The name of our hack was Tweets of Interest. The motivation is simple. We follow many users on Twitter because their interests match ours. But it does not mean that they always tweet interesting things. If you follow a researcher on Twitter, a tweet about his recent paper interests you more than his tweet on an adventure he/she recently undertook. Won’t it be nice if there was an application that polls our timeline taking our interests and mails ‘interesting’ tweets to us.
The app has a gui that takes your user id on Twitter, and words separated by commas that specify your interests. I won’t go much into the implementation details because it is pretty much straightforward. It was in Python, (and I fell in love with it:) ), and the other components like mail server, extracting the tweets using the twitter api, the oauth authentication and so on are all solved problems with sufficient documentation available. Since it was a 24-hr implementation you can imagine the dirtiest programming practices that came to the fore to deliver the app in the quickest time. Instead let me delve on the science behind this hack (and before I forget let me mention that it was in the science category).
Instead of a naive keyword based approach involving searching hash tags or complete matching of words, we tried to use a more semantic approach. We tried to LSA or the Latent Semantic Analysis. This is a well-known algo in the field of IR, and so I won’t delve on it either(and yes I am not an escapist). So now each tweet is a document and all the words in the tweet form the term-document matrix. For each word in the tweet, we augment it by adding the synonyms/synsets with the help of wordnet to get an expanded term set. From the term-document matrix, we apply LSA to get the concept space and the tweets are now projected onto this space, along with the query which is nothing but the interests that the user specifies. A simple cosine similarity will enable a ranking of the tweets and the top tweets are mailed and waiting for you in your inbox :). The approach was quite good as a query with the interests given as google,papers gave tweets that talked about search.
But there is still a lot of work yet to be done… for this approach may not work for real world tweets that talk about Named Entities… For example a tweet talking on ECIR will be completely missed out for the app has no idea what ECIR is. So adding world information may lead to a better system, and it is a work in progress.
I hope my first word would not be the last and I continue to keep posting about my thoughts on research… Most of it might be you may crazy ideas that may come in the odd circumstances and completely unfeasible. But I believe the process is more important than the product. The process of reaching the idea – the introspection, the analysis, the intuition, and of course the creativity is much more important than the idea itself.

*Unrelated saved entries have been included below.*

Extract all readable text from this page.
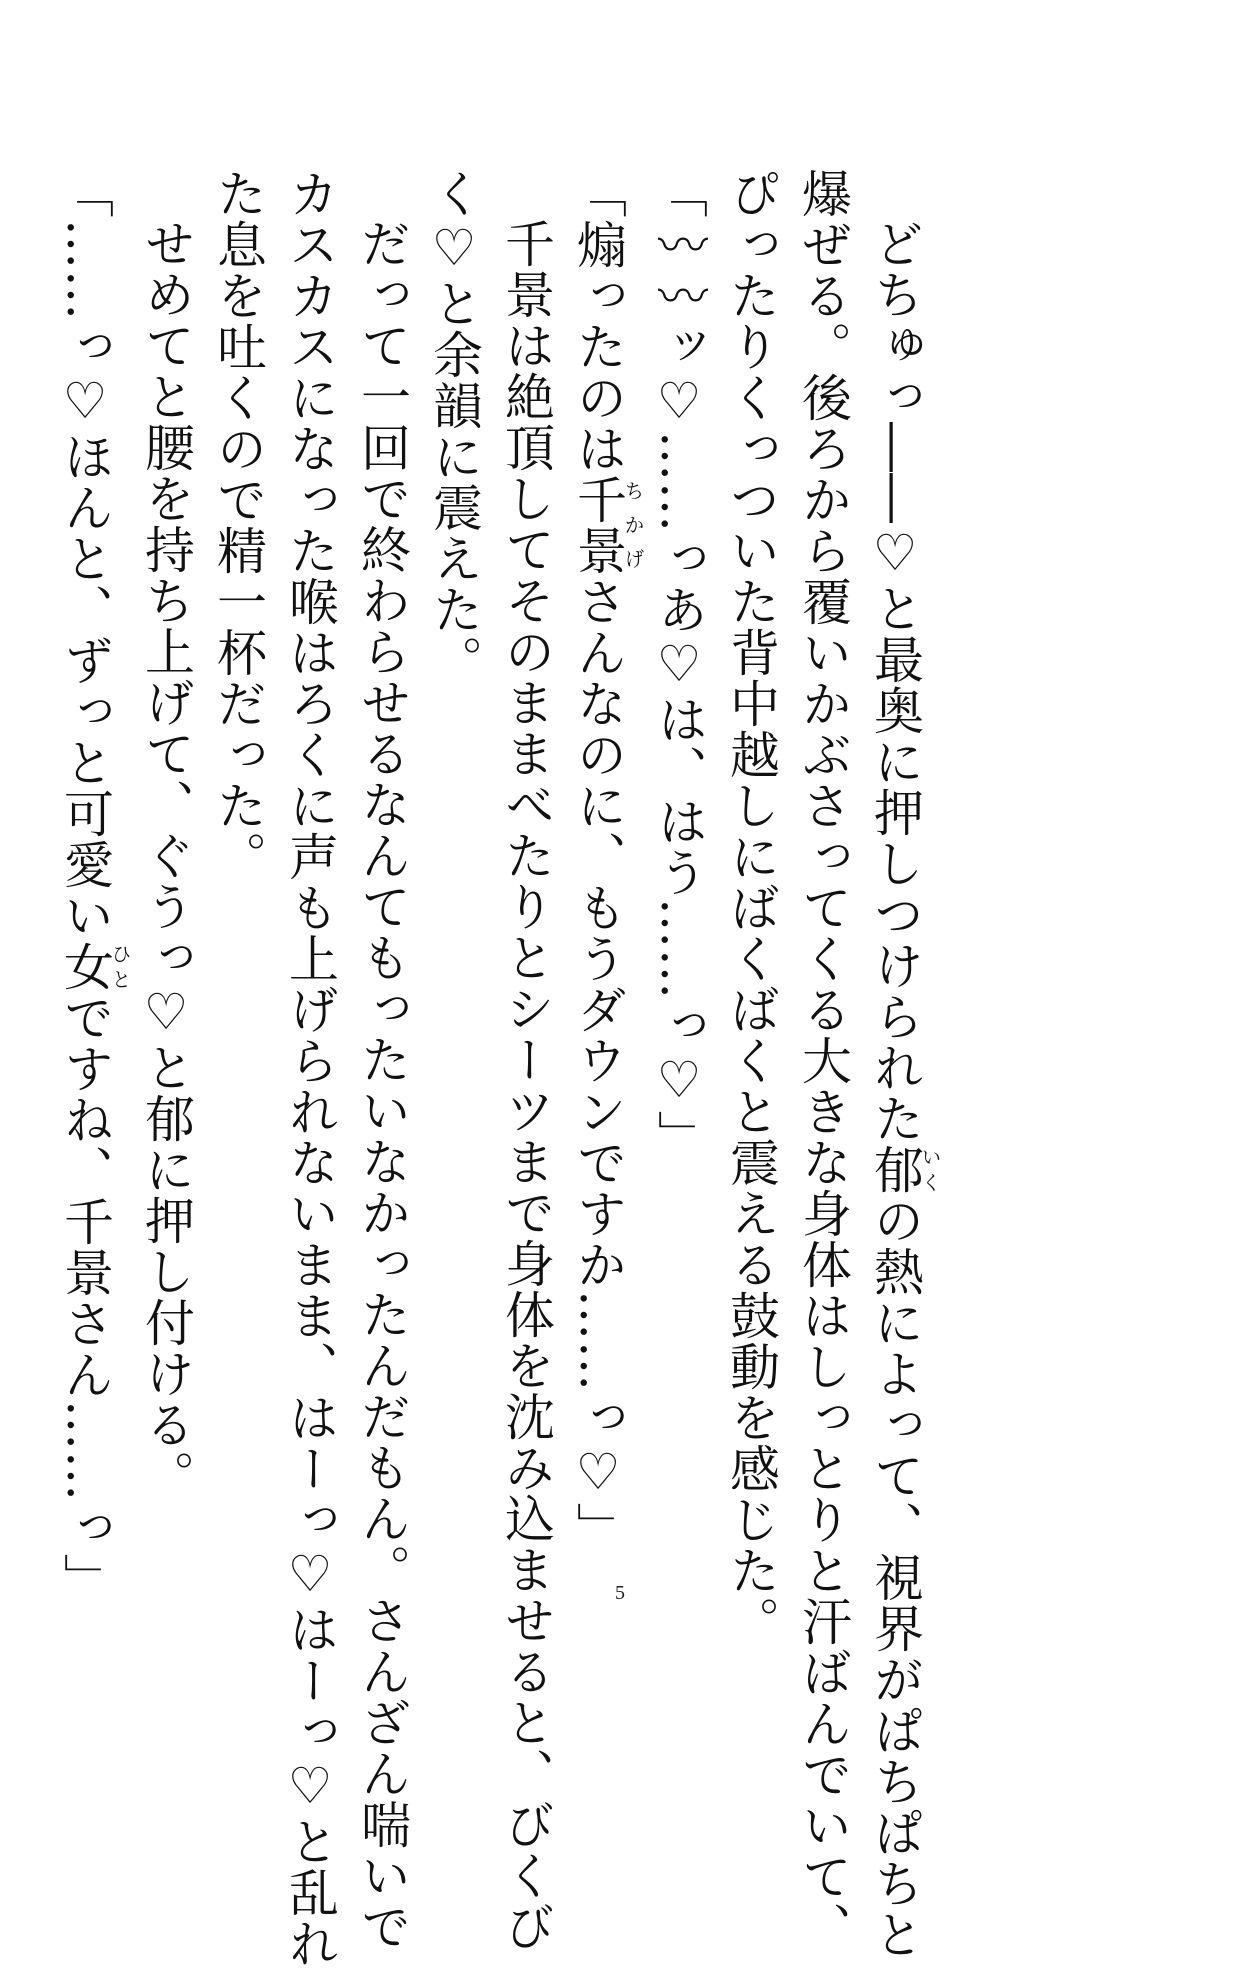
どちゅっ――♡と最奥に押しつけられた郁いくの熱によって、視界がぱちぱちと
爆ぜる。後ろから覆いかぶさってくる大きな身体はしっとりと汗ばんでいて、
ぴったりくっついた背中越しにばくばくと震える鼓動を感じた。
「〰〰ッ♡……っあ♡は、はう……っ♡」
「煽ったのは千景ちかげさんなのに、もうダウンですか……っ♡」
千景は絶頂してそのままべたりとシーツまで身体を沈み込ませると、びくび
く♡と余韻に震えた。
だって一回で終わらせるなんてもったいなかったんだもん。さんざん喘いで
カスカスになった喉はろくに声も上げられないまま、はーっ♡はーっ♡と乱れ
た息を吐くので精一杯だった。
せめてと腰を持ち上げて、ぐうっ♡と郁に押し付ける。
「……っ♡ほんと、ずっと可愛い女ひとですね、千景さん……っ」	5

Research has mainly 5 steps - Observe. Interpret. Infer. Conclude and Recommend. So usually, for any hypothesis, we look at an observation and see if the hypothesis holds. Sometimes the background knowledge along with hypothesis explains an observation. But there are times when we come across an observation that cannot be explained by the hypothesis and background knowledge both. So the background knowledge may need to be changed to support the hypothesis and explain the observation. So the ingenuity lies in looking at that particular observation that violates the existing hypothesis. Hence a researcher needs to be alert for that observation that starts the chain of events that lead to his thesis/paper.